Purpose: We developed and evaluated an online training program for the mhGAP Intervention Guide. Methods: Nine hundred and seventy-five health professionals in Mexico were enrolled in the training program, most of them during the period of social distancing brought about by the COVID-19 pandemic. Participants completed a pre-post online evaluation strategy including Knowledge screening, assessment of Learning Activities, and performance in Programmed-Simulated cases to evaluate knowledge and skills for the assessment, management, and follow-up of Mental, Neurological and Substance Use Disorders. Results: We found that participants improved their knowledge and skills from training on the mhGAP online course. Notably we observed these positive results regardless of sex, profession, institution, or social vulnerability rating of participants, suggesting that this is a relevant training program for primary care staff. Conclusions: These results contribute to the Mental Health Gap Action Programme and advance the use of online teaching and evaluation technologies in this field.

 
167. A Behavior-Analytic Approach to Couple Therapy: An Evaluation of Functional Behavior Assessment Training and Social Validity to Address Problem Behaviors with Couples
Area: CBM; Domain: Applied Research
NICOLE KANEW (The Chicago School of Professional Psychology), Julie A. Ackerlund Brandt (The Chicago School of Professional Psychology ), Crystal Fields (The Chicago School of Professional Psychology), Amanda Mahoney (The Chicago School of Professional Psychology ), Susan D. Flynn (The Chicago School of Professional Psychology)

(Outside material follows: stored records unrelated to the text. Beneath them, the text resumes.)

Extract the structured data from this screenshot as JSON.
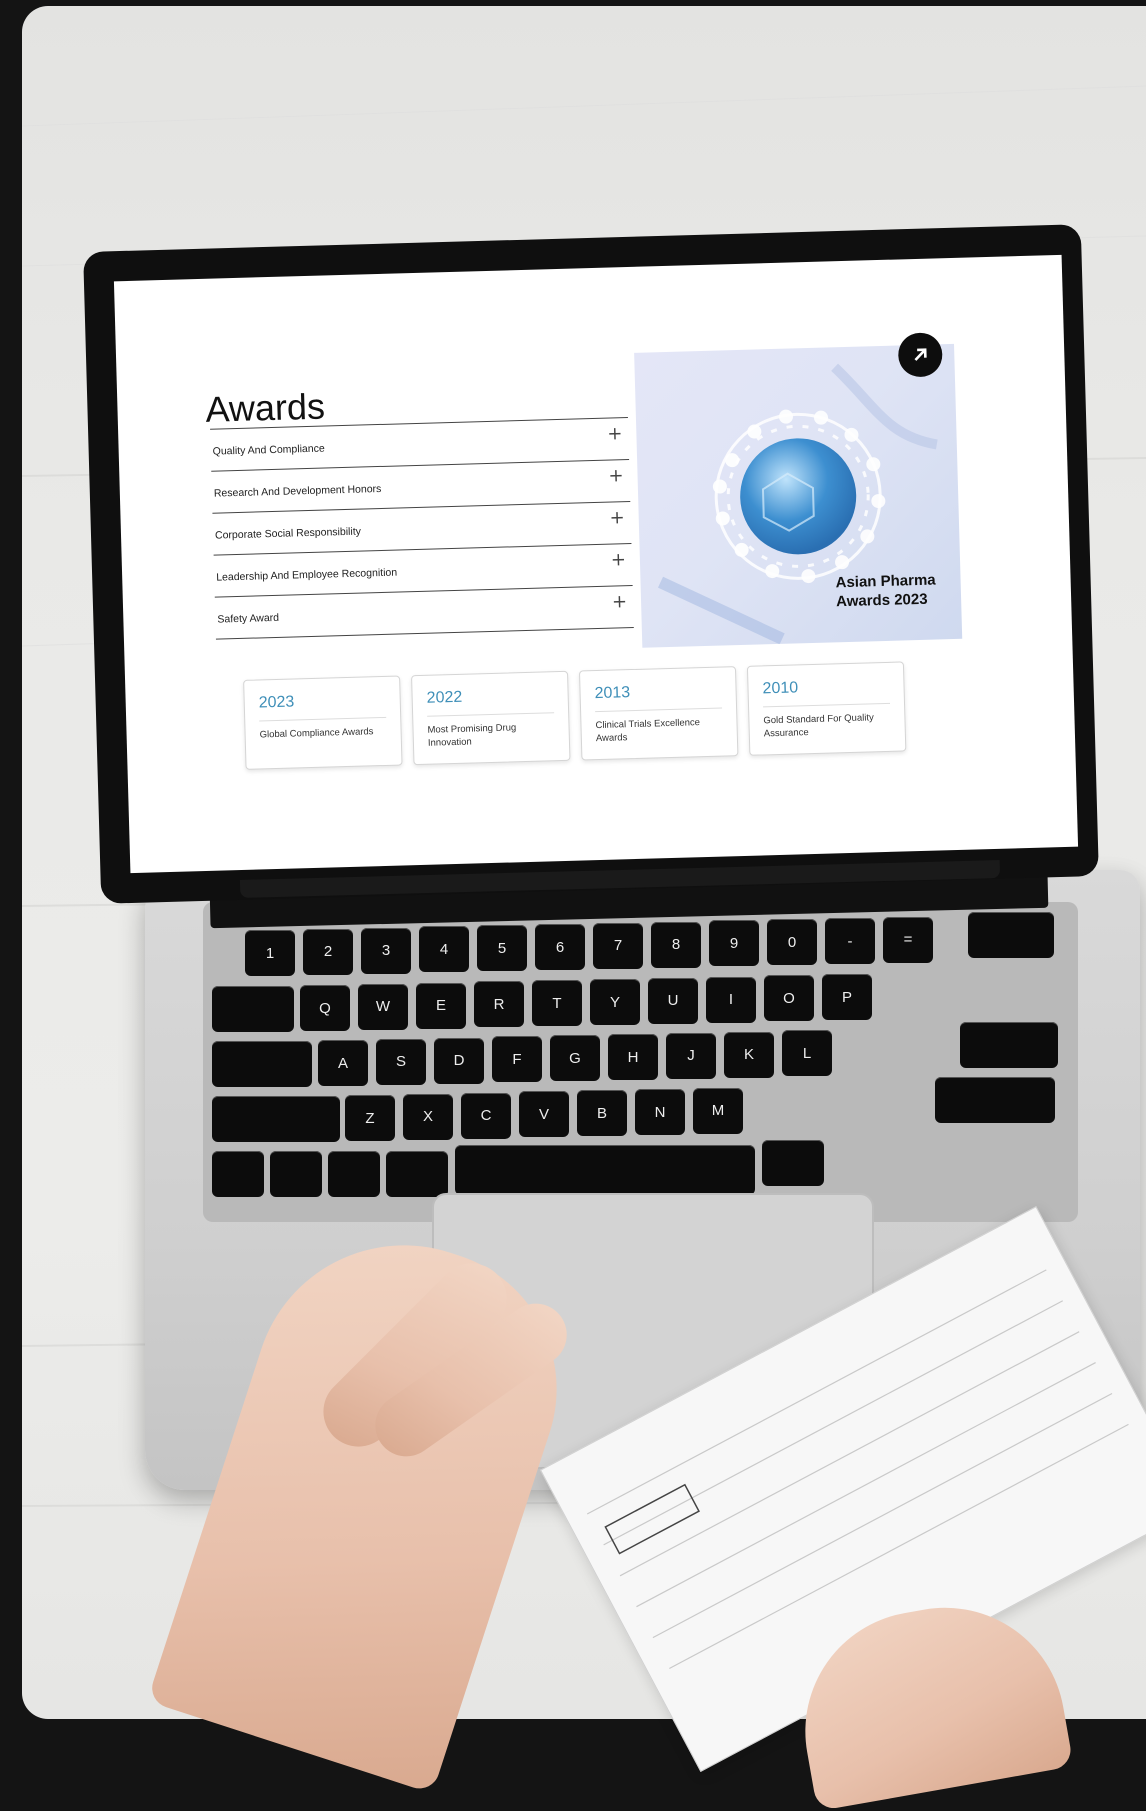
{
  "screen": {
    "title": "Awards",
    "accordion": [
      {
        "label": "Quality And Compliance",
        "icon": "plus-icon"
      },
      {
        "label": "Research And Development Honors",
        "icon": "plus-icon"
      },
      {
        "label": "Corporate Social Responsibility",
        "icon": "plus-icon"
      },
      {
        "label": "Leadership And Employee Recognition",
        "icon": "plus-icon"
      },
      {
        "label": "Safety Award",
        "icon": "plus-icon"
      }
    ],
    "feature": {
      "label_line1": "Asian Pharma",
      "label_line2": "Awards 2023",
      "button_icon": "arrow-up-right-icon"
    },
    "cards": [
      {
        "year": "2023",
        "text": "Global Compliance Awards"
      },
      {
        "year": "2022",
        "text": "Most Promising Drug Innovation"
      },
      {
        "year": "2013",
        "text": "Clinical Trials Excellence Awards"
      },
      {
        "year": "2010",
        "text": "Gold Standard For Quality Assurance"
      }
    ]
  },
  "keyboard": {
    "row1": [
      "1",
      "2",
      "3",
      "4",
      "5",
      "6",
      "7",
      "8",
      "9",
      "0",
      "-",
      "="
    ],
    "row2": [
      "Q",
      "W",
      "E",
      "R",
      "T",
      "Y",
      "U",
      "I",
      "O",
      "P"
    ],
    "row3": [
      "A",
      "S",
      "D",
      "F",
      "G",
      "H",
      "J",
      "K",
      "L"
    ],
    "row4": [
      "Z",
      "X",
      "C",
      "V",
      "B",
      "N",
      "M"
    ]
  },
  "colors": {
    "accent_year": "#3f8fb8",
    "background": "#141414",
    "table": "#e9e9e7"
  }
}
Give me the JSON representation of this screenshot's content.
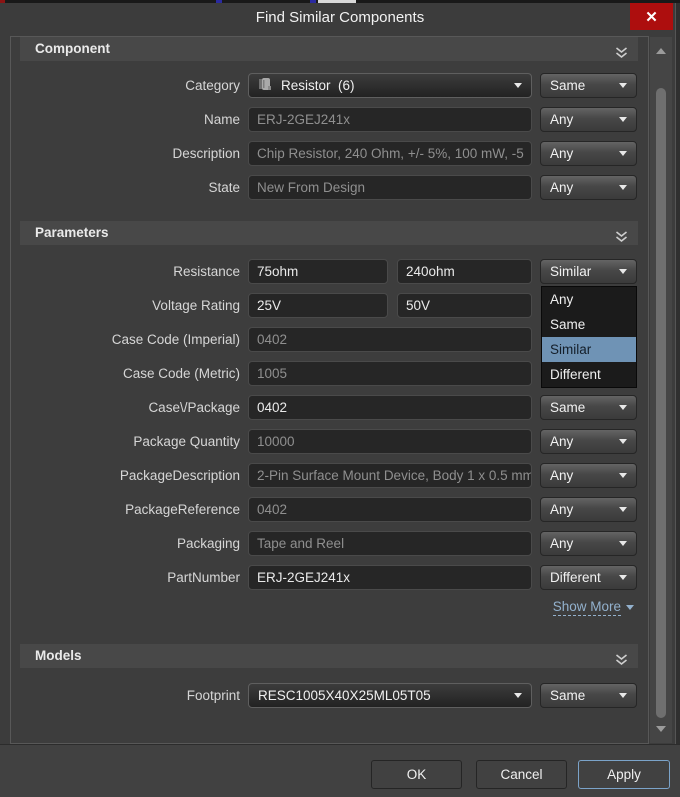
{
  "titlebar": {
    "title": "Find Similar Components",
    "close_icon": "✕"
  },
  "sections": {
    "component": {
      "title": "Component"
    },
    "parameters": {
      "title": "Parameters"
    },
    "models": {
      "title": "Models"
    }
  },
  "component_rows": [
    {
      "label": "Category",
      "value": "Resistor  (6)",
      "match": "Same"
    },
    {
      "label": "Name",
      "value": "ERJ-2GEJ241x",
      "match": "Any"
    },
    {
      "label": "Description",
      "value": "Chip Resistor, 240 Ohm, +/- 5%, 100 mW, -5",
      "match": "Any"
    },
    {
      "label": "State",
      "value": "New From Design",
      "match": "Any"
    }
  ],
  "parameter_rows": [
    {
      "label": "Resistance",
      "from": "75ohm",
      "to": "240ohm",
      "match": "Similar"
    },
    {
      "label": "Voltage Rating",
      "from": "25V",
      "to": "50V"
    },
    {
      "label": "Case Code (Imperial)",
      "value": "0402"
    },
    {
      "label": "Case Code (Metric)",
      "value": "1005"
    },
    {
      "label": "Case\\/Package",
      "value": "0402",
      "match": "Same"
    },
    {
      "label": "Package Quantity",
      "value": "10000",
      "match": "Any"
    },
    {
      "label": "PackageDescription",
      "value": "2-Pin Surface Mount Device, Body 1 x 0.5 mm",
      "match": "Any"
    },
    {
      "label": "PackageReference",
      "value": "0402",
      "match": "Any"
    },
    {
      "label": "Packaging",
      "value": "Tape and Reel",
      "match": "Any"
    },
    {
      "label": "PartNumber",
      "value": "ERJ-2GEJ241x",
      "match": "Different"
    }
  ],
  "match_popup": {
    "options": [
      "Any",
      "Same",
      "Similar",
      "Different"
    ],
    "selected": "Similar"
  },
  "show_more": {
    "label": "Show More"
  },
  "models_rows": [
    {
      "label": "Footprint",
      "value": "RESC1005X40X25ML05T05",
      "match": "Same"
    }
  ],
  "footer": {
    "ok_label": "OK",
    "cancel_label": "Cancel",
    "apply_label": "Apply"
  },
  "colors": {
    "selection_blue": "#6f93b5",
    "close_red": "#ad0e0e",
    "link_blue": "#93b1cd",
    "apply_border": "#7ba3c9"
  }
}
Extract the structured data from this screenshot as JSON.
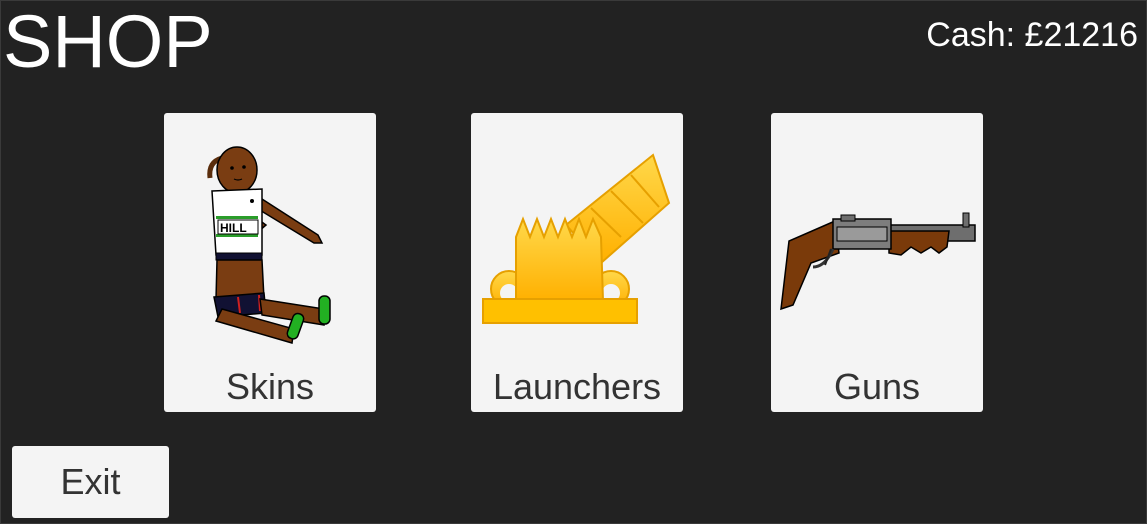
{
  "header": {
    "title": "SHOP",
    "cash": "Cash: £21216"
  },
  "cards": [
    {
      "label": "Skins",
      "icon": "athlete-skin-icon"
    },
    {
      "label": "Launchers",
      "icon": "cannon-launcher-icon"
    },
    {
      "label": "Guns",
      "icon": "shotgun-icon"
    }
  ],
  "skin_bib_text": "HILL",
  "exit_label": "Exit",
  "colors": {
    "background": "#222222",
    "card": "#f4f4f4",
    "card_text": "#333333",
    "header_text": "#ffffff",
    "gold": "#ffc000"
  }
}
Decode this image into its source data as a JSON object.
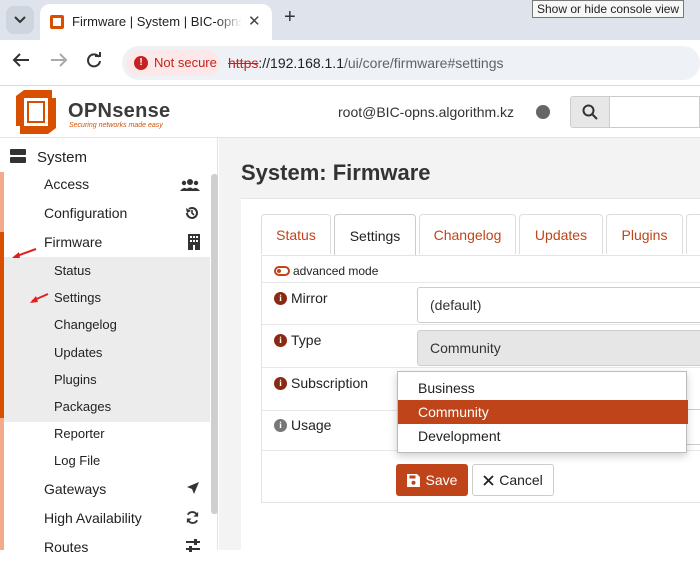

Discussant: Jeannie A. Golden (East Carolina University)
Abstract:

A common approach to address relationship dissatisfaction and problem behaviors within couples includes couple therapy. Few studies, especially within recent literature, have examined the application of solely behavior analytic methods to address problem behaviors with couples. The purpose of this study was to extend the use of functional behavior assessments and behavior intervention plans to the behaviors of neurotypically developing adults in committed relationships by teaching dyads of partners how to a) conduct behavior assessments, b) select evidence-based interventions and c) then apply the taught skills to target behaviors. Application of virtual didactic training as well as modules was implemented with couple dyads to teach FBA methods and intervention selection. Dyads self-administered FBAs and selected evidence-based interventions based on the results of the assessment. Results included that couples were able to increase their knowledge base of behavior analytic concepts post-training as well as demonstrated a decrease in rate per day of target problem behaviors. Cohabitation pre- and post-questionnaires indicated an increase in individual and partner roles as well as an increase in environmental satisfaction for four of six participants. Social validity measures indicated that participants found the training to be time sensitive and easy to follow. However, full assessment and ongoing data collection was considered to be more challenging to implement and require more response effort. These findings have important implications for extending the scope of application of ABA methods to a variety of populations.